Je ne crois pas (trop) aux révolutions culturelles. Je crois aux minuscules révolutions, celles que l'on se contente de faire en soi-même.
Avant de changer le monde, se changer soi-même. Être le cheval de Troie. Se cultiver soi-même, comme un champ nouveau. À la rigueur, à travers soi, toucher ses plus proches, ces intimes qui vivent à notre contact.
Mieux donc que de se lamenter sur l'indigence de la grande distribution culturelle d'aujourd'hui, sur la domination du grand capital des majors et médias majoritaires ; mieux que de revendiquer, quémander, supplier, pour des lieux de culture plus populaire ; mieux que d'attendre que la Providence, par le biais d'un ministère renouvelé, nous envoie enfin le pain auquel nous aspirons ; mieux que de s'imaginer que le cours du marché de l'art populaire pourra un jour se plier à nos désirs et à nos goûts propres (sans s'apercevoir que ce ne serait qu'une tyrannie de plus, simplement plus dans le sens de notre poil) ; mieux que tous ces caprices-là, c'est un changement de nos propres attitudes de consommateurs de culture que l'on devrait envisager.
Je l'ai déjà écrit : stop aux grands machins, vive les petits trucs. Mangeons de la culture bio, locale, à l'ancienne, artisanale plutôt qu'industrielle, équitable et éthique. Comment faire ? Like it yourself. C'est le pendant nécessaire à ce Do It Yourself qui n'est plus très loin de se franchiser. Aimez vous-même, exprimez vos propres goûts, acceptez qu'ils ne soient pas les mêmes que ceux de vos voisins. Renoncez, sérieusement, définitivement, en actes et pas seulement en paroles, à aimer des choses parce que beaucoup d'autres aiment, ce besoin puéril de communion dans des goûts communs. Les goûts peuvent être personnels.

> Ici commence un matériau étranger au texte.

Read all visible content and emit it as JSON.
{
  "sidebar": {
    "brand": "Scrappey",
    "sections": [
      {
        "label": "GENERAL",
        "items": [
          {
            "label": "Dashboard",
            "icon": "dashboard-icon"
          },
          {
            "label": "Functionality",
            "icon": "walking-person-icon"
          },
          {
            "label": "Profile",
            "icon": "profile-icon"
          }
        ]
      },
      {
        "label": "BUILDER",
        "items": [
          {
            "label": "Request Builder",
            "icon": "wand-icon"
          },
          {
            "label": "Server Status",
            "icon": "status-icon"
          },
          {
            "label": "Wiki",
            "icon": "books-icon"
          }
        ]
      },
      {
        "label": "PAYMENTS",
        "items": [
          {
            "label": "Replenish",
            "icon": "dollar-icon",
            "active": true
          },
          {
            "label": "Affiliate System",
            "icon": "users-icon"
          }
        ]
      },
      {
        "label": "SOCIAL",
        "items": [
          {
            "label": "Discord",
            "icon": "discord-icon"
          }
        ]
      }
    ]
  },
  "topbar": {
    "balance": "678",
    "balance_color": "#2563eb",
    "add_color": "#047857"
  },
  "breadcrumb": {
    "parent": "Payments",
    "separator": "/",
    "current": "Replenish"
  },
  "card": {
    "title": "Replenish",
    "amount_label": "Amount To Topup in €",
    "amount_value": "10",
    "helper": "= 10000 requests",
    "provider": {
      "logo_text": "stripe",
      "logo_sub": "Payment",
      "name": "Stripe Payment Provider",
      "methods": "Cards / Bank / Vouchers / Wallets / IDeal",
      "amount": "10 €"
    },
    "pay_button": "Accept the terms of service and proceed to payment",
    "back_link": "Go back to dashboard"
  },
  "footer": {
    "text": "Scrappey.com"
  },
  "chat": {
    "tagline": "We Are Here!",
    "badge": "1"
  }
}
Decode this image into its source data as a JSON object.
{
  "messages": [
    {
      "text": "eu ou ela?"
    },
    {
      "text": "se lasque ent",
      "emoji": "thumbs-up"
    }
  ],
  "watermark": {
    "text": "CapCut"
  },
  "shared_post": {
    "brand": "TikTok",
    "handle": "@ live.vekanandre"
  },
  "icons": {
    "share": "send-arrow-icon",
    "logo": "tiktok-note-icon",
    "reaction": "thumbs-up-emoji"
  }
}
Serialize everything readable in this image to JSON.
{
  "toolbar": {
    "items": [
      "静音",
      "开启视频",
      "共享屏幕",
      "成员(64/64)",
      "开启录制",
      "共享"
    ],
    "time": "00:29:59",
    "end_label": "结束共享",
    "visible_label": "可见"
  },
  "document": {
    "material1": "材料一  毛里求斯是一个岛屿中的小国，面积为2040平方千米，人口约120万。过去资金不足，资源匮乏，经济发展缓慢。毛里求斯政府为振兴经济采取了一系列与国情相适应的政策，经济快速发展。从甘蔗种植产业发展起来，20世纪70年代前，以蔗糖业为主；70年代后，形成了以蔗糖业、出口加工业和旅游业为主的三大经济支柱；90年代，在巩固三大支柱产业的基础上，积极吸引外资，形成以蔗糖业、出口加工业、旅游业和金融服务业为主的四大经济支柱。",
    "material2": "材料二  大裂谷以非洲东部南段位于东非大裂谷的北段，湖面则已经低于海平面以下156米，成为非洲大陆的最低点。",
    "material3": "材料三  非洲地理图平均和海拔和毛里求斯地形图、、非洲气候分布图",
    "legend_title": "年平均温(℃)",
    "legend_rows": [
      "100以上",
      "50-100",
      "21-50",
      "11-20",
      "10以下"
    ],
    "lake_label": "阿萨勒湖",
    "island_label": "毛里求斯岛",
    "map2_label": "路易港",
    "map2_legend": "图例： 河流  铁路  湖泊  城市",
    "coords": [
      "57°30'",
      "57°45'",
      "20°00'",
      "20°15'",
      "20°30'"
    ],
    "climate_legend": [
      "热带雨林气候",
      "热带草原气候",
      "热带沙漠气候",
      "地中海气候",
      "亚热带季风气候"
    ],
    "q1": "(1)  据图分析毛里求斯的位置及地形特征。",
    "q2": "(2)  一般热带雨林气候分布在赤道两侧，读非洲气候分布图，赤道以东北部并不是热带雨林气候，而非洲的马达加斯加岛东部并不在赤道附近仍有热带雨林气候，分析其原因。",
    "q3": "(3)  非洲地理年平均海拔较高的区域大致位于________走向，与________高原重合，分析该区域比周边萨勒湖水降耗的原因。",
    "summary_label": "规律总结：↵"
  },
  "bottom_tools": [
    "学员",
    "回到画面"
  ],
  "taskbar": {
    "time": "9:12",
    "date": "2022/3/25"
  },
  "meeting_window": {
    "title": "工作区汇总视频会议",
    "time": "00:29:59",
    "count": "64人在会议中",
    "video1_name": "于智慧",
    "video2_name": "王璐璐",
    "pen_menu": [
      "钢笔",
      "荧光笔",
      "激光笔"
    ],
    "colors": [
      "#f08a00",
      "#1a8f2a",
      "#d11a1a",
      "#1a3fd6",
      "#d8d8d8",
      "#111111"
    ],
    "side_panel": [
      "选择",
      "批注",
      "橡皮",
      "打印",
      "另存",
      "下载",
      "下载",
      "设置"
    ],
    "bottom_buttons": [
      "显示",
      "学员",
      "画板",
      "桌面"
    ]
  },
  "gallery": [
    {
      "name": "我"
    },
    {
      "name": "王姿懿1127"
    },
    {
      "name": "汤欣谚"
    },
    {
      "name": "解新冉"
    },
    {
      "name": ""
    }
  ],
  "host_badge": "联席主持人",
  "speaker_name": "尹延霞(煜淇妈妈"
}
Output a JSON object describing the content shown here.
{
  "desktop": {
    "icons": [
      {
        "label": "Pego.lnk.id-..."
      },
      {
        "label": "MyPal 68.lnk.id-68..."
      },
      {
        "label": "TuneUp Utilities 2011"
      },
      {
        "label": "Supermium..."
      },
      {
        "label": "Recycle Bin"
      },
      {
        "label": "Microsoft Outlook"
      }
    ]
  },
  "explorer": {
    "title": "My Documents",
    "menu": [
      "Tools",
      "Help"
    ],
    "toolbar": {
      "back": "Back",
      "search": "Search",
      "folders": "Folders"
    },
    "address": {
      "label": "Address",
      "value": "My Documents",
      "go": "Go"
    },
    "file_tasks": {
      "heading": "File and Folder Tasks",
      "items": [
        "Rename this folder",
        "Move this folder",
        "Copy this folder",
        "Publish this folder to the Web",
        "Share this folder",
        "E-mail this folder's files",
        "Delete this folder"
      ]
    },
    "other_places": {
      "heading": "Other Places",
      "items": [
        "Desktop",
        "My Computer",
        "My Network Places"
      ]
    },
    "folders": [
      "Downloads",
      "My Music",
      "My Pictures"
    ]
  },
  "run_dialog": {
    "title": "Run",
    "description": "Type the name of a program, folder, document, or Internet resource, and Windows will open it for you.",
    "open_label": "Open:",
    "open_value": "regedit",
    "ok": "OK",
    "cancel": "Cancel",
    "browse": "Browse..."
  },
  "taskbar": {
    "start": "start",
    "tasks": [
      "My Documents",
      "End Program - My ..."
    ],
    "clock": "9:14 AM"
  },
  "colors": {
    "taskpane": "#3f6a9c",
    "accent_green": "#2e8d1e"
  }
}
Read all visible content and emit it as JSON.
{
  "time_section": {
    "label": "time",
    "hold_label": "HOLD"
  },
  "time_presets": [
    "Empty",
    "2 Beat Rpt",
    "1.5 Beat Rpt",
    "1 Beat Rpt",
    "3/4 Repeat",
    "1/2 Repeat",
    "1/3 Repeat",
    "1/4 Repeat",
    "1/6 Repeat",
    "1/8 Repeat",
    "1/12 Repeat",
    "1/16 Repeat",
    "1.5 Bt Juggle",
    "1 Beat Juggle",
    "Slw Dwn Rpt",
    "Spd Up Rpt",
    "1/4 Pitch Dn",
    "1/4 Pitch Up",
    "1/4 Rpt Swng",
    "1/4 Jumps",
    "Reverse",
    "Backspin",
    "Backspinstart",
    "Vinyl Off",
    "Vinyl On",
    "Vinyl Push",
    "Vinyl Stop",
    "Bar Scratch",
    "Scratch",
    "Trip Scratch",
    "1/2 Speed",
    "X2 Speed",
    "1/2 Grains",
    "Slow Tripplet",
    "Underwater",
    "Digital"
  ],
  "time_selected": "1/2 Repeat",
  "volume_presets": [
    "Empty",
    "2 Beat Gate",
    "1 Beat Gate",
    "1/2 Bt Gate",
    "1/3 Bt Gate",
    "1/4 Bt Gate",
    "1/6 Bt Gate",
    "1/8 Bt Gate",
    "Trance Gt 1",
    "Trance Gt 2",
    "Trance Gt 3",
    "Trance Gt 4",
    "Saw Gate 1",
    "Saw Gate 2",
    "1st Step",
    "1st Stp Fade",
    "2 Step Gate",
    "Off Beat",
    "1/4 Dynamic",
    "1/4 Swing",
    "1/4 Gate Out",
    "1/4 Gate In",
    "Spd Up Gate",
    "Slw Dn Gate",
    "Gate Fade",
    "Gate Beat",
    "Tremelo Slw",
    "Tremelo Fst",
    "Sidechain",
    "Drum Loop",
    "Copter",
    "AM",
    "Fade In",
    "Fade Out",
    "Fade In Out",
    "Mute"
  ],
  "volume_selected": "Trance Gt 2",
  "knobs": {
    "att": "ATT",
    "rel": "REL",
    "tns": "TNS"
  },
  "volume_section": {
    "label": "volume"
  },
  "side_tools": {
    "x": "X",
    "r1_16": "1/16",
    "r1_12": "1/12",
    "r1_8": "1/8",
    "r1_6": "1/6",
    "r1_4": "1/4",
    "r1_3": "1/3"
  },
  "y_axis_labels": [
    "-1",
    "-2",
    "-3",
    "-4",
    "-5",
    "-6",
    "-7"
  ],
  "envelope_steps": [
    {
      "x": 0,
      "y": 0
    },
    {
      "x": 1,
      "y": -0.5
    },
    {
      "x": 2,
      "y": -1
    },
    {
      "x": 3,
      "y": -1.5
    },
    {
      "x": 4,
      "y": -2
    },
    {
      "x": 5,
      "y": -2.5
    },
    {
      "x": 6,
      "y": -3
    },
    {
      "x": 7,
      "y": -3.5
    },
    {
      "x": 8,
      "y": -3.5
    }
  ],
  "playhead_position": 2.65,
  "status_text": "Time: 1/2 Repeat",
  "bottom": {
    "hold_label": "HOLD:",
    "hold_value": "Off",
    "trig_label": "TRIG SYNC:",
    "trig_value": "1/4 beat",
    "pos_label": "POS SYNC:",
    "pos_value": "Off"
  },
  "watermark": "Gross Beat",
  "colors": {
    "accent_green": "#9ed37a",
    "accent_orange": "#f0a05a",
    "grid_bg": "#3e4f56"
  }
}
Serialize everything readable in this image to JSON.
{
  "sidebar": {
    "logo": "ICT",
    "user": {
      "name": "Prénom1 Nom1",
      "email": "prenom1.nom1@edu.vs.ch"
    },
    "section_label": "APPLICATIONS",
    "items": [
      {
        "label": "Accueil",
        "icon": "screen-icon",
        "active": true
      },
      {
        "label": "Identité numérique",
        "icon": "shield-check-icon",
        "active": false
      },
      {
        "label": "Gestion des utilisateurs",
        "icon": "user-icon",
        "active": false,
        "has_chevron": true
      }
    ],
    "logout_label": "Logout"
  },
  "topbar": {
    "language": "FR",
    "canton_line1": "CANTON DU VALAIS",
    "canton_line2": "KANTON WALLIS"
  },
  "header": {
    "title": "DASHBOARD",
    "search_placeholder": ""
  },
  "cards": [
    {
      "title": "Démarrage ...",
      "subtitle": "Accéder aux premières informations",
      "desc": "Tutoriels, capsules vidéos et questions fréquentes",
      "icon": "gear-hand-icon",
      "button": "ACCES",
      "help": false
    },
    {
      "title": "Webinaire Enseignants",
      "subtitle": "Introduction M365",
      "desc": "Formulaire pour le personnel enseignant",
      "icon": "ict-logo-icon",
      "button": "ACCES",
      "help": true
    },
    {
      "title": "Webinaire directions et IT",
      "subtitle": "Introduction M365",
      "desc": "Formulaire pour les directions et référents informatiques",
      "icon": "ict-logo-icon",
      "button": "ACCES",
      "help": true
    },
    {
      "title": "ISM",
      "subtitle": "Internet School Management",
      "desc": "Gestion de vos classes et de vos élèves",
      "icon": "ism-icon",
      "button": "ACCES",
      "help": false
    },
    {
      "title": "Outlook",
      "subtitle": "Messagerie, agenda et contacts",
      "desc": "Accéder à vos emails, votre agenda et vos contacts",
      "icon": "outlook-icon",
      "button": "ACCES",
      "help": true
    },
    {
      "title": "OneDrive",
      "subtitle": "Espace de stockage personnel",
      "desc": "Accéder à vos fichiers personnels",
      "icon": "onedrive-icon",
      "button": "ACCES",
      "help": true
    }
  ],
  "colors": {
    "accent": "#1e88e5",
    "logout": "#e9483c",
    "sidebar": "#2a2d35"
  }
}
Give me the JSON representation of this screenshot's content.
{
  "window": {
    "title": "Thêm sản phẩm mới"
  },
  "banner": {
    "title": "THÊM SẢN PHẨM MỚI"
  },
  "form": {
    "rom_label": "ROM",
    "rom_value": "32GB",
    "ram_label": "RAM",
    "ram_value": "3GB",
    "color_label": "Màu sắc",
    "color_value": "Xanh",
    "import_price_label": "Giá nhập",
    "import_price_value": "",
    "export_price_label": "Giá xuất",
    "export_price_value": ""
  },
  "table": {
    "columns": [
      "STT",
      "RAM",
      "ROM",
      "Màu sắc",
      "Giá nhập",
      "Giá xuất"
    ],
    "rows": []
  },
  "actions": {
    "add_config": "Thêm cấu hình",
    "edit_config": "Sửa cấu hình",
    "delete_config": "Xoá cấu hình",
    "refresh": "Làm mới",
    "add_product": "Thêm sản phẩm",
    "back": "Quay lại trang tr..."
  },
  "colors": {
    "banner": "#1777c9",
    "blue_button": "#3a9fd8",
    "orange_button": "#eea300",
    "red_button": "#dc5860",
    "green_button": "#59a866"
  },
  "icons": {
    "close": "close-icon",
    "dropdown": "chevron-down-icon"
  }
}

Cela nécessite, c'est certain, de s'orienter plus personnellement, d'expérimenter, de donner une chance à ce qui est nouveau pour soi – et, aussi, de se connaître soi-même. Cela conduit, c'est sûr, à sortir des circuits rebattus de la grande distribution culturelle, à s'affranchir des chaînes d'une culture en batterie, à renverser ses propres préjugés. La liberté, et en mieux.
La musique n'est qu'un exemple du terrain sur lequel doit être livrée cette bataille. Elle est peut-être l'un de secteurs ou l'"indépendant", l'"alternatif", l'"underground" sont déjà les plus développés. Une chance à saisir.
Il faudrait remplacer le discours du "ceci est bon, écoutez-en" (puis "achetez-le", certainement...) par un dialogue d'amateur à amateur. Ne plus accepter de se laisser gaver sans dire son mot. L'échange suppose que chacun apporte du sien.
En rédigeant ce billet d'humeur, j'écoute Through Glass, le deuxième album d'Attilio Novellino, artiste sonore italien qui propose de longues et lentes plages de drones abstraits. En anglais on parle de "soundscapes", ce que l'on pourrait traduire par l'expression de "paysages sonores" : une musique tirée de guitares, de basses, d'enregistrements, électronique surtout et surtout totalement affranchie des codes habituels de la musique (ni rythme ni refrain ni mélodie ni couplet ni instrumentation ni arrangements). Une étendue sonore, évocatrice, riche de nuances et largement ouverte à vos propres projections.
Un régal mais surtout typiquement le genre de musique que vous n'entendrez jamais à la radio ou au supermarché. Imaginez, demain, l’œil surpris de la ménagère... Ce qui est, justement, le malheur.
Comment en sommes-nous arrivé là, nous-mêmes qui nous voulons mélomanes, qui avons chez nous quelques albums, qui lisons, peut-être, la presse spécialisée, qui assistons parfois à des concerts, qui avons, certainement, dans notre entourage des musiciens – comment en sommes-nous arrivés à trouver normal que le monde ne s'intéresse plus qu'à des produits musicaux formatés ?
Nous pouvons hausser les épaules et penser que "c'est ainsi". Nous pouvons aussi chercher à produire en nous et en nos plus proches une minuscule révolution, histoire de voir si le monde peut changer. Sincèrement, c'est certainement en s'intéressant à de petites et très recommandables maisons, comme l'épicier autrichien Valeot Records, à qui l'on doit ce très bel album, que l'on encouragera le mieux la variété, la créativité, l'indépendance en art.